The thing I have learned is that the energy budget is non-negotiable. If I push past it, I pay for it for two days. So I plan around it. We do not have over-scheduled weekends. The kids do one activity each, not three. Birthday parties are usually attended by my husband. We host playdates more than we go to them, because being at home is less depleting for me.
What the kids know
My daughter knows that I take a medicine every night that helps my brain. She has known since she was five, in age-appropriate words. She knows the medicine sometimes makes me tired and that this is not because of her. She knows what to do if I cannot get out of bed one morning (go to dad, or call grandma if it is summer and dad is at work). My son knows the same things in simpler words.
We were intentional about this. We did not want them to grow up with a vague sense that something was wrong with mom that they could not name. The book Can I Catch It Like a Cold? has been useful, though it is more about depression than schizophrenia. NAMI has resources on talking to children about a parent's mental illness — the family resources are a starting point. There is a guide on this site too: teaching children about schizophrenia.
The hardest stretches
The honest version is that there have been hard stretches. Two years ago I had a relapse — not a hospitalisation, but a couple of weeks of poor sleep and increasing anxiety that we caught early because of regular check-ins with my psychiatrist. During that time my husband took over more, my mother flew in to help, and we let school know that there might be missed pickups. The kids were aware that mom had been unwell. We did not hide it. They were also aware that there was a plan and that mom was getting help.
Coming out of that, I changed therapists, my psychiatrist adjusted my dose slightly, and we built a more concrete relapse prevention plan — see the relapse prevention guide — that the whole family can reference.
What helps day to day
- Boring routines.

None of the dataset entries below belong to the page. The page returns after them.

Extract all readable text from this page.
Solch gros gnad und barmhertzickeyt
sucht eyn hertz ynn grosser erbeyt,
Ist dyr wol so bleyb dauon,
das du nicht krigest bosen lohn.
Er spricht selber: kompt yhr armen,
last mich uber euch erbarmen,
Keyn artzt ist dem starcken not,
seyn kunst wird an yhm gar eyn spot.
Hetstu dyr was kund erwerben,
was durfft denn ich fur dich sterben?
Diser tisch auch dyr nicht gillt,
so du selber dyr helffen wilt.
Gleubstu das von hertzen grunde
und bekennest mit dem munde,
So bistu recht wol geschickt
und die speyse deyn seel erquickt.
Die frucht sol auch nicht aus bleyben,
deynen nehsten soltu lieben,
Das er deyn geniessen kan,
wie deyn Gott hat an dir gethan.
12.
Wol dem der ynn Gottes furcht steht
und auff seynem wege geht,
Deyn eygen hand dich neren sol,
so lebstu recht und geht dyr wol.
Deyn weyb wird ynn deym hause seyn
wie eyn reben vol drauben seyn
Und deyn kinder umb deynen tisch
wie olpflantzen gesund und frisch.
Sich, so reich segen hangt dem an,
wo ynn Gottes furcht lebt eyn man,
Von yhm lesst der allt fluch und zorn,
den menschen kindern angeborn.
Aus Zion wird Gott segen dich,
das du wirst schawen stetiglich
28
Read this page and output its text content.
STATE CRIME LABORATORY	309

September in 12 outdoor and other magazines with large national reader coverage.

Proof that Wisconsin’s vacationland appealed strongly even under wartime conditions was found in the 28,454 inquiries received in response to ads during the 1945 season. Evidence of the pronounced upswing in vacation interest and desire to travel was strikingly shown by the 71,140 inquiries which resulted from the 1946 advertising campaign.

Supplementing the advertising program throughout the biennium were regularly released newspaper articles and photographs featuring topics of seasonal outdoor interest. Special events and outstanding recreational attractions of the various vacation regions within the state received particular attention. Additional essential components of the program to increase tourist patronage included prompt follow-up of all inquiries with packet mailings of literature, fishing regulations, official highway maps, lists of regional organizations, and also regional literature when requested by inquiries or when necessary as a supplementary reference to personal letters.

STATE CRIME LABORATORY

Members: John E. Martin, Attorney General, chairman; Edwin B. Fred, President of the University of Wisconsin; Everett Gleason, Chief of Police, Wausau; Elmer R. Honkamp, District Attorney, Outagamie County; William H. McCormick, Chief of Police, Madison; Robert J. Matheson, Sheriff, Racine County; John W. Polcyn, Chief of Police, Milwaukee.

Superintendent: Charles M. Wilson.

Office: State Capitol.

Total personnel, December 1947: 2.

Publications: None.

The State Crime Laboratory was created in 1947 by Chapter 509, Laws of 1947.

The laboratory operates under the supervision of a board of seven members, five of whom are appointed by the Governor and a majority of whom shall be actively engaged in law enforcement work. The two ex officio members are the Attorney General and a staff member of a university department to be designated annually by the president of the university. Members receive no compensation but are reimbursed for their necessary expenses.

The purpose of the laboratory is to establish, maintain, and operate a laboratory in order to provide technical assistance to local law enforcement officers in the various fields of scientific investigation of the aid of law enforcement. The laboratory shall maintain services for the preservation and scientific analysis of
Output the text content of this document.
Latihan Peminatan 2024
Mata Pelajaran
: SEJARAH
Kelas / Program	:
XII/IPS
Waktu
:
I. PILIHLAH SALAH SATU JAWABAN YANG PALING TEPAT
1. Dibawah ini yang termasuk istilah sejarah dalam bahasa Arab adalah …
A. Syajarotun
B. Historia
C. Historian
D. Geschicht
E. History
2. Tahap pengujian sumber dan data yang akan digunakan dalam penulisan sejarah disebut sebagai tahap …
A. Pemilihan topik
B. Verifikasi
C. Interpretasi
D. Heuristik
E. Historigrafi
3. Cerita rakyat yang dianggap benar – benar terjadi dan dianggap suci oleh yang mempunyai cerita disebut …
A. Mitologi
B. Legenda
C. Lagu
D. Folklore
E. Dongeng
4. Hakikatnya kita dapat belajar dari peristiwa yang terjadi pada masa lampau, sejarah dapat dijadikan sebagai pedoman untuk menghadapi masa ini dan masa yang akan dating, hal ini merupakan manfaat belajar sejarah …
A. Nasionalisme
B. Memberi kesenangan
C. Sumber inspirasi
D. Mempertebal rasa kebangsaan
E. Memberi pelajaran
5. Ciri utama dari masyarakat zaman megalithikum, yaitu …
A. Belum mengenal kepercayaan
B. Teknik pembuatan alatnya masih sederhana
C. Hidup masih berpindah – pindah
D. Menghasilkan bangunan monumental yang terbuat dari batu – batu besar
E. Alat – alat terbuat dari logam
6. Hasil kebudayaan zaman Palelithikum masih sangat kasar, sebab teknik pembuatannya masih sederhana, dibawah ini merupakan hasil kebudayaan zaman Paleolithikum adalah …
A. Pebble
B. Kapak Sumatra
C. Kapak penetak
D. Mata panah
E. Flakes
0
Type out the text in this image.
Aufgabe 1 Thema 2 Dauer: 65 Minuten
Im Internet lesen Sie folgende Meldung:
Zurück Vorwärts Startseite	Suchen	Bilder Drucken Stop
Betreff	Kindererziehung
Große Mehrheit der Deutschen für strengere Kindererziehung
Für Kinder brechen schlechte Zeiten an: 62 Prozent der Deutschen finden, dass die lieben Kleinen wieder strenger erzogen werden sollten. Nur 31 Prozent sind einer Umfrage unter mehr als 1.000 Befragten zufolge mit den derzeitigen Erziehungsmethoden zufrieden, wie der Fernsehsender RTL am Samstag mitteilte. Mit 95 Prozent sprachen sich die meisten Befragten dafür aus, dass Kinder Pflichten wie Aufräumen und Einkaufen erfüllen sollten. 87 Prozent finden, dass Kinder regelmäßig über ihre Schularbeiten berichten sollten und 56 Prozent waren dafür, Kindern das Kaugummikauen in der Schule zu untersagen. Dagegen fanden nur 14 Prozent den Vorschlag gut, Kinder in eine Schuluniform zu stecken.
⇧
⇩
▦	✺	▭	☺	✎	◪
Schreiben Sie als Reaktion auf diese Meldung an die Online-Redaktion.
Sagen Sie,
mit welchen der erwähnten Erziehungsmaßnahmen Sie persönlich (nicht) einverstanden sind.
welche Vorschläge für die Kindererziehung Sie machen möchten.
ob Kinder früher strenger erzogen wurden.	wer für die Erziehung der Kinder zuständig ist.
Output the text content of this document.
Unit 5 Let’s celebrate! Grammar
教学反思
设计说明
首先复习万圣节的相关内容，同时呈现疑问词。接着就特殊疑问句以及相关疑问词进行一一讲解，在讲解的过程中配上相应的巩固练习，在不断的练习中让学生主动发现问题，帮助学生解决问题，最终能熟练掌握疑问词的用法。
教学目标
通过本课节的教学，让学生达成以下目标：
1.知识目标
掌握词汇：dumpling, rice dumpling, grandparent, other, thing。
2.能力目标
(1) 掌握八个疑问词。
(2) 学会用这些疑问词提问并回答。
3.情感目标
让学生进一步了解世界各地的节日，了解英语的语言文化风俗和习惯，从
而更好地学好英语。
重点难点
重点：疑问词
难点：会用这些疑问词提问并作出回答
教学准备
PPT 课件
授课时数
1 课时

Same wake-up time. Same bedtime. Same dinner time. Predictability is a foundation for me and a benefit for the kids.
- A sleep ritual that protects my sleep. Lights down at 8:30 pm. No phones in the bedroom. The kids know that mom needs her sleep the way an athlete needs training.
- Outsourcing what I can. Grocery delivery. A house cleaner once a month, when we can afford it. Frozen meals on bad days. None of this is about being lazy. It is about preserving energy for the parts of parenting that matter most.
- Honest conversations with my husband. We have a Sunday-night fifteen-minute check-in about how the week looks and what either of us is struggling with. It catches problems before they become arguments.
- One mom friend who knows. Just one. She does not need updates often. She is the person I text when I need to say "today is hard."
- A psychiatrist who treats me like a parent, not just a patient. Mine asks about my kids, asks about my energy, and adjusts treatment with the whole picture in mind.
What it is not
It is not a hidden tragedy. It is not a constant struggle. It is not the version of motherhood I see in advice columns where the mother either has it all together or is in crisis. Most of the time it is just life — a packed lunch, a forgotten library book, a kindergarten field trip, a bedtime conversation about why the sky is blue. The medication is in the background. The illness is in the background. The kids are in the foreground.
If you are pregnant or thinking about having children and you are on an antipsychotic, the conversations you need to have with your obstetrician and your psychiatrist are real and important. There is information on this site about pregnancy with schizophrenia. Whatever you decide, this much is true: people with schizophrenia raise children every day, and many of those children grow up well-loved and well-cared-for. Mine are.
This article is for educational purposes only and is not medical advice, diagnosis, or treatment. Always consult a qualified mental health professional. If you or someone you know is in crisis, call or text 988 in the US, or your local emergency number.